Employers have a lot on their plates running their core business let alone the additional fiduciary responsibilities for sponsoring their employee retirement program. These fiduciary responsibilities include navigating the DOL rules and regulations along with vendor oversight and establishing investment parameters. That’s a tough enough job on its own, isn’t it?
To complicate matters, nearly half of all employers aren’t benefiting from the guidance of an independent financial adviser.
Obstacles and Details
With 403(b), 457(b), and 401(k) plans only increasing in density, the services of a licenced and experienced adviser are more valuable than ever. Adjustments in tax codes and plan specifics are relentless, with regulations and laws adding difficulties that put sponsors over their proverbial heads in unsightly red tape.
The good news is there is now more choice than ever when it comes to selecting a plan that supports the dignity and welfare of those of retirement age.
The bad news is that finding those plans – and successfully executing them – is not quite as simple.
Sponsors have the responsibility of finding the best plan to meet the needs of their companies and participants, while executives and fiduciaries face challenges from various sides of the aisle.
The ERISA Example
Consider, for instance, the latest upsurge in messy ERISA class action litigation.
ERISA is the Employee Retirement Income Security Act of 1974.
It was implemented with the goal of determining minimum standards for pension plans in private industry. Designed to require disclosure of financial information concerning the plan, determine conduct standards, and offer federal court access as a lawful antidote to plan mismanagement, ERISA’s goal was – and is – to protect the interests of plan participants.
But a recent rise in ERISA class action litigation has centered in large part around “excessive fees” cases, which allege that participants have been overcharged by plan fiduciaries.
It is typical for an untick in ERISA class action litigation to occur during times of community struggle, like the Great Recession of 2008 or the COVID-19 pandemic. These events expedite market instability, which in turn leads people to suffer financial uncertainty – real or imagined.
That anxiety, in turn, leads to stricter scrutiny of ERISA fiduciary obligations.
Finding Lasting Stability
This has demanded the need for delicate balance.
On one hand, the financial wellbeing and wealth potential of American families must be protected. Things like disproportionate fees may show up in the context of ERISA litigations, but they also reflect real concerns from plan participants – concerns that must be addressed before things get out of hand and reach the level of costly settlements.
On the other hand, corporations have paid out over $6.2 billion in class action settlements regarding these ERISA suits. That is untenable. Robust financial leadership can help fiduciaries map problematic waters and produce viable retirement plans that benefit all concerned parties.
Often, this requires more engaged oversight.
The Role of a Governing Advisor
Plan sponsors are responsible for keeping up to date on the various annual changes to retirement plans, healthcare proposals, and any cost of living adjustments. They must ascertain the details of benefits packages, modify any parts of the plan, or even terminate the plan as required. All of this must be done with complete transparency to participants.

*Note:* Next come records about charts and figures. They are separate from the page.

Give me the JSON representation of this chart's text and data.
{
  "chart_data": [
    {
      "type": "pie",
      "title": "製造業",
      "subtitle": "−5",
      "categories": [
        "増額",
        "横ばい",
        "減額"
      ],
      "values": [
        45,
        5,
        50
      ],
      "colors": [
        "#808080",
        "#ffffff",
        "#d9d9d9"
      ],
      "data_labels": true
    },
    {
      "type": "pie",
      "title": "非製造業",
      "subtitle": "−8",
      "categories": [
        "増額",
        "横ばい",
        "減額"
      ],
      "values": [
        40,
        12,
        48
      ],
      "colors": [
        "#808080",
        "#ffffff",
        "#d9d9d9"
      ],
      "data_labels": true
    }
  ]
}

A Governing Advisor can fill in some of the gaps, akin to how an investment advisor proposes certain advantageous investment opportunities or a plan administrator manages day-to-day issues and correlated strategic determinations.
The objective of a Governing Advisor is to provide thorough expertise and experience related to plan governance, operations, design, and implementation. This includes an understanding of factors like fee policy oversight and investment opportunities, with an emphasis on plan participant commitment.
After all, if participants don’t feel they can actually participate in their plans, they are more likely to seek restitution through other opportunities.
A beneficial retirement plan has the answers to tough questions and solutions to tougher problems.
A Governing Advisor charts the course from hazy waters to smooth pastures, addressing the logical concerns of plan participants while certifying that employers and corporations negotiate detrimental litigation and unwarranted complications with facts and participant feedback.
Without clear-cut strategy, involved participants, an empowered sponsor, and a well-informed and sympathetic Governing Advisor, the wellbeing of any retirement plan is in jeopardy.
Given the entrenched obstacles of 403(b), 457(b) & 401(k) plans and any associated litigation, missing the opportunity to guarantee complete plan satisfaction is a major mistake.